We can derive some comfort from the fact that 11,437 new listings were added this past July throughout all of Western Washington. That number not only increased from the July 2013 total of 10,860, but the increase in percentage of single-family homes was pretty significant as well (88 percent). The fact remains that with inventory levels still at record lows buyers have little to choose from. As one would expect, the lack of supply has led to fast-paced increases in pricing. Homes continue to draw in multiple offers and sell for the best prices offered. The only hope for the remainder of the year comes from builders and developers, who finally seem to be shifting their interest from apartments to new condos. According to a Coldwell Banker representative in Seattle, this past July, one developer announced an order for the construction of a batch of 500 new housing units.

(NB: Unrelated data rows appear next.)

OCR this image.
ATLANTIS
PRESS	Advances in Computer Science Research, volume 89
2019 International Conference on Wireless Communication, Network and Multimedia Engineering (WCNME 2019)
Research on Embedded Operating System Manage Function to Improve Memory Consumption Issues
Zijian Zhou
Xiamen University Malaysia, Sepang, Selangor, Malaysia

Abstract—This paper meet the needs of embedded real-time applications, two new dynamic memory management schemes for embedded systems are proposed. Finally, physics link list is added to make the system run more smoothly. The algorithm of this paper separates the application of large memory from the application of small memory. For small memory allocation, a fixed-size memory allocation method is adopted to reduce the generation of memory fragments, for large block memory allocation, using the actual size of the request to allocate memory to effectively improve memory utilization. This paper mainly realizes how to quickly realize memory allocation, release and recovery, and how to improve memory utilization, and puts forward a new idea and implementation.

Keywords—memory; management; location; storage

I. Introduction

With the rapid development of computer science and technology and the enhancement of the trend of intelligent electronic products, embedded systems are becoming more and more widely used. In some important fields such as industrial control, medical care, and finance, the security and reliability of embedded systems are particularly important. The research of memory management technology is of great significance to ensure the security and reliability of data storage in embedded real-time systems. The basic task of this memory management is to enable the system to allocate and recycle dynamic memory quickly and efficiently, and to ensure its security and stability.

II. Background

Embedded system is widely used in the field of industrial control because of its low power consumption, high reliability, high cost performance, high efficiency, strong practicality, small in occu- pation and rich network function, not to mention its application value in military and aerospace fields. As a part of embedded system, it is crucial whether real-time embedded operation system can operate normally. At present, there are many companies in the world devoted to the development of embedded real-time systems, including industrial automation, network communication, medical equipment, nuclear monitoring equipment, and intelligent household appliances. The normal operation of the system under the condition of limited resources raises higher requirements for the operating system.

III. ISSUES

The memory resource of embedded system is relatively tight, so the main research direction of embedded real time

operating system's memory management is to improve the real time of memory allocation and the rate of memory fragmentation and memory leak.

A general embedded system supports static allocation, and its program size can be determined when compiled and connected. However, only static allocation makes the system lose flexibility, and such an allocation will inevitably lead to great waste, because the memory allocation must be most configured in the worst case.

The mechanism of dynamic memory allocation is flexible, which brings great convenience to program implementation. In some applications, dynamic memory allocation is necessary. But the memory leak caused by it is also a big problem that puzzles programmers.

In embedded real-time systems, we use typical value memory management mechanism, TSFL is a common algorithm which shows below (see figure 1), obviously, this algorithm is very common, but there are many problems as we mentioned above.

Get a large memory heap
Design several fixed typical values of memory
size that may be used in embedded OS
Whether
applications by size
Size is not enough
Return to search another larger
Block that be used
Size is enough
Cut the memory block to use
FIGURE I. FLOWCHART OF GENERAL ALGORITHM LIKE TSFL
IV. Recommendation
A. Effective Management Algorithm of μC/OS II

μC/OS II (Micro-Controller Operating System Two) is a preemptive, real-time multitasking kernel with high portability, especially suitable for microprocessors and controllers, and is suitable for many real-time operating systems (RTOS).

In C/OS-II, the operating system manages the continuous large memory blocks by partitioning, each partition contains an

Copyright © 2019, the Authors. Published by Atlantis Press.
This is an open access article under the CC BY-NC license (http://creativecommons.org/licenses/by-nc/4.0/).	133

The market in Western Washington (and most likely the rest of the state) will likely remain more of a seller’s market. At the end of the year’s first half, real estate brokers in the Western Washington area allowed new listings on the market to age for at least a week before even looking at the offers. That isn’t a cozy situation for buyers, but is a clear advantage for sellers. This practice won’t likely disappear any time soon.